Why isn’t it really religious freedom, though?
In a nutshell, religious freedom is about having privately held beliefs due to any arbitrary standard. Call it conscience, spirituality, or some other thing – people have a right to believe whatever (and I mean whatever) they want. Importantly, you don’t exactly have to justify those beliefs to anyone. They can just exist, and nobody can force anyone to believe otherwise. This freedom protects me being an atheist just as much as it protects someone being a Christian.
What it does not mean is that people have the freedom to act upon others because of those beliefs. I cannot lock children in a church basement until they memorize the Book of Revelations. Missionaries can’t break the legs of people who refuse to convert. Jewish or Muslim people cannot stone women who do not obey archaic honor codes handed down by their holy texts. Their religious freedom ends when they do more than just believe a certain way.
Despite this, so-called religious freedom is still a thing that terrifies religious people.
Christians are being told that godless liberals are doing everything they can to unfairly deny religious people their rights. The problem with this is that these rights are actually privileges. Churches cannot make law, and our laws do not recognize one faith over another. This has been settled for many years, and it’s only been an issue recently as religious people have become more politically active.
Indeed, political faith is predicated upon nothing but lies. It twists words until mentioning a creator suddenly becomes a miraculous endorsement for Christianity (though, which version still escapes me). In an Orwellian twist of fate, many Christian speakers are doing their best to claim some enchanted past where religion was promoted by the state and everyone lived happily because of it. Such a religious utopia is macabre fiction.
What I’d like to tell people who are worried about their religious beliefs.
Atheists and non-religious people are not the Christians of several decades ago. We have used the law to protect public spaces rather than force our will upon them. We have not used law enforcement to harass people who believe differently than us. Everything we have done is a matter of public record and scrutiny. No speeches behind closed church doors were needed to get away with anything.
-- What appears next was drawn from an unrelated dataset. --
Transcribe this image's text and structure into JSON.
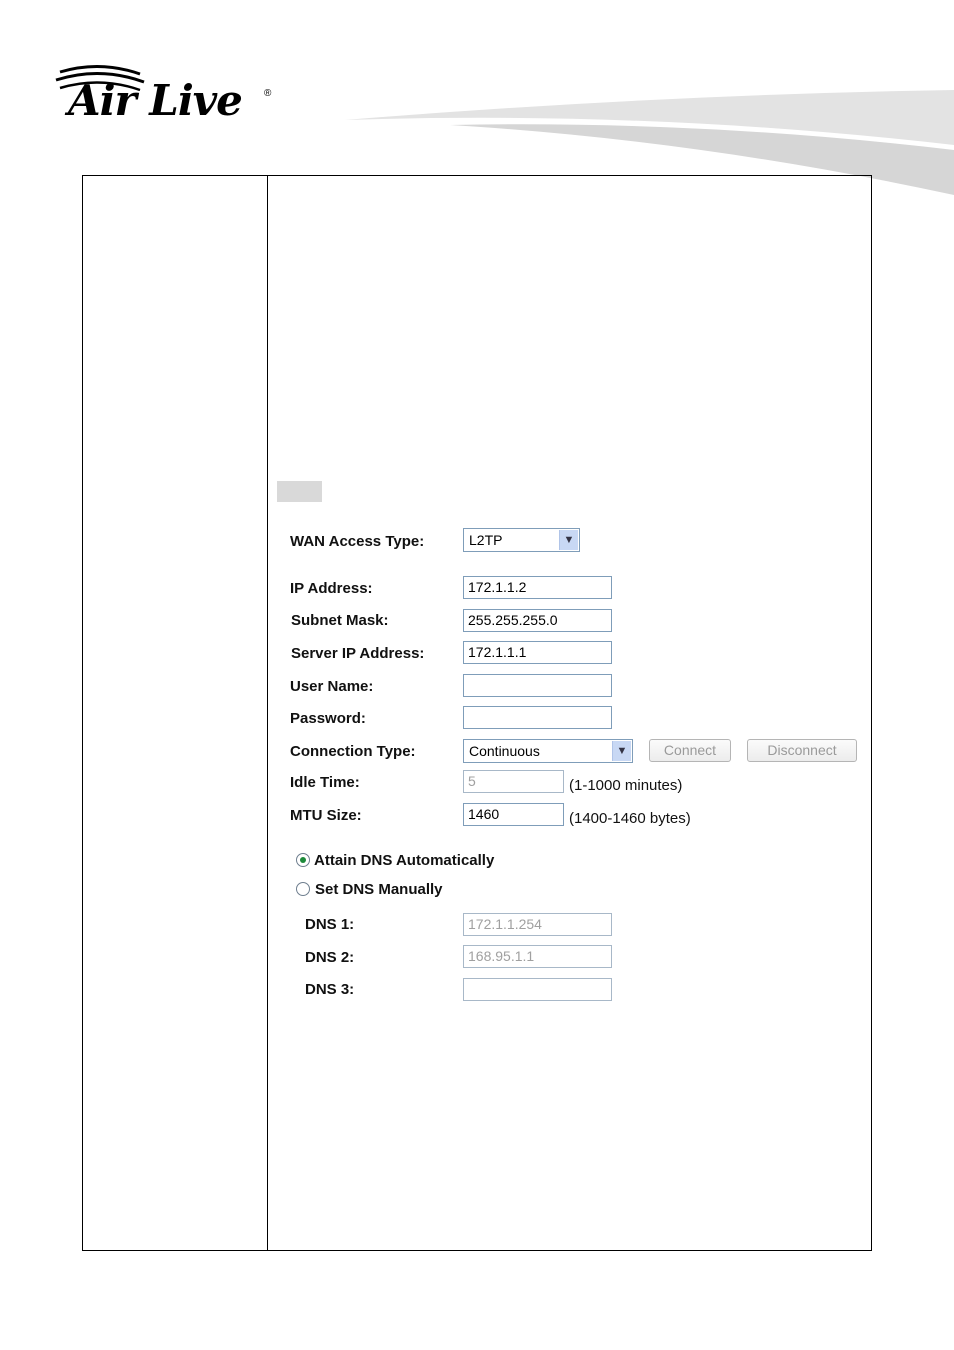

In fact, religious people really ought to ask themselves why they have publicly lost so much over the past few years. Every loss they have suffered has come about because they wanted to force their practices on others. Simply put, if they didn’t assert their privileges so much, they’d still probably have them.
As an atheist, yes, I would like to see religious institutions be replaced by more socially, ethically, and logically mature ones. I would like to see people research beliefs they can prove rather than argue about whether grape juice or wine is the right way to eat their savior. And yes, I actively would like to help people leave their faith behind them so they can be free to pursue being the good person they really want to be.
None of that means I want to use public resources to actively silence people that believe differently than me. Such an endeavor is fruitless and sadistically tyrannical. Many other godless heathens like me would agree. Rather than be worried about something that isn’t going to happen, try worrying about what you’re doing to other people.